Introduction
In 1791 Norfolk-born Thomas Paine (lately of the USA), a vocal enthusiast of the French revolution, published a withering denunciation of the British constitution entitled The Rights of Man. Surveyor Thomas Telford, who was living in Shrewsbury Castle as a guest of the local MP, Sir William Pulteney, was swept away by it, and began recommending it to his friends back home in Galloway.
IN the spring of 1791 the first part of Paine’s ‘Rights of Man’ appeared, and Telford, like many others, read it, and was at once carried away by it. Only a short time before, he had admitted with truth that he knew nothing of politics; but no sooner had he read Paine than he felt completely enlightened. He now suddenly discovered how much reason he and everybody else in England had for being miserable. [...]

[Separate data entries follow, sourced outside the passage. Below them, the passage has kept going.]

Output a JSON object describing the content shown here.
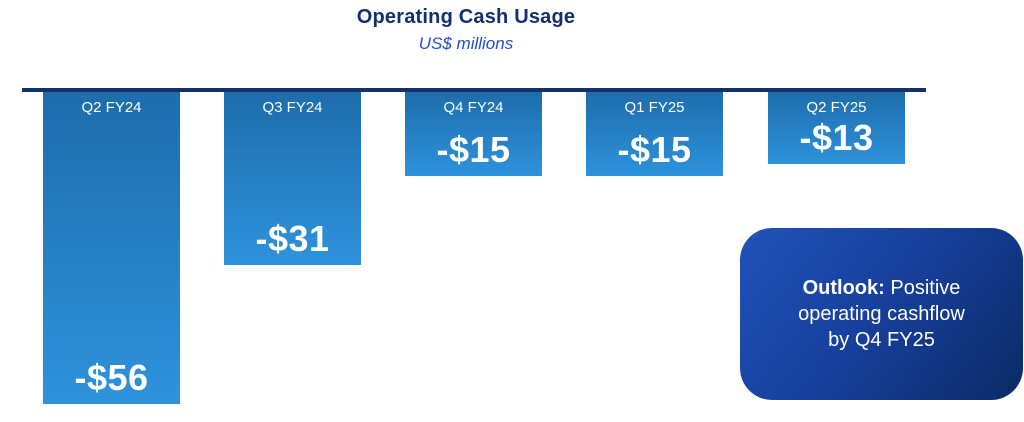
{
  "header": {
    "title": "Operating Cash Usage",
    "subtitle": "US$ millions"
  },
  "chart_data": {
    "type": "bar",
    "title": "Operating Cash Usage",
    "subtitle_unit": "US$ millions",
    "categories": [
      "Q2 FY24",
      "Q3 FY24",
      "Q4 FY24",
      "Q1 FY25",
      "Q2 FY25"
    ],
    "values": [
      -56,
      -31,
      -15,
      -15,
      -13
    ],
    "value_labels": [
      "-$56",
      "-$31",
      "-$15",
      "-$15",
      "-$13"
    ],
    "ylim": [
      -60,
      0
    ],
    "baseline": 0,
    "grid": false,
    "legend": "none",
    "orientation": "columns-below-zero-line",
    "bar_color_top": "#1d6dab",
    "bar_color_bottom": "#2e92dc",
    "axis_line_color": "#12306b"
  },
  "callout": {
    "heading": "Outlook:",
    "line1_rest": " Positive",
    "line2": "operating cashflow",
    "line3": "by Q4 FY25",
    "gradient_start": "#1f52b8",
    "gradient_end": "#0c2a66",
    "text_color": "#ffffff"
  },
  "colors": {
    "title": "#12306b",
    "subtitle": "#2050d0",
    "bar_text": "#ffffff",
    "background": "#ffffff"
  }
}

If Telford could not offer an opinion on politics before, because he “knew nothing about them,” he had now no such difficulty. Had his advice been asked about the foundations of a bridge, or the security of an arch, he would have read and studied much before giving it; he would have carefully inquired into the chemical qualities of different kinds of lime — into the mechanical principles of weight and resistance, and such like; but he had no such hesitation in giving an opinion about the foundations of a constitution of more than a thousand years’ growth. Here, like other young politicians, with Paine’s book before him, he felt competent to pronounce a decisive judgment at once.
Précis
When Thomas Telford read Tom Paine’s Rights of Man in 1791, amid the French Revolution, he at once became anxious and angry about the state of the country’s finances. Fellow-Scot Samuel Smiles observed that the great engineer would hardly have allowed anyone to pronounce on bridge-building after reading a single book on the subject. (54 / 60 words)
When Thomas Telford read Tom Paine’s Rights of Man in 1791, amid the French Revolution, he at once became anxious and angry about the state of the country’s finances. Fellow-Scot Samuel Smiles observed that the great engineer would hardly have allowed anyone to pronounce on bridge-building after reading a single book on the subject.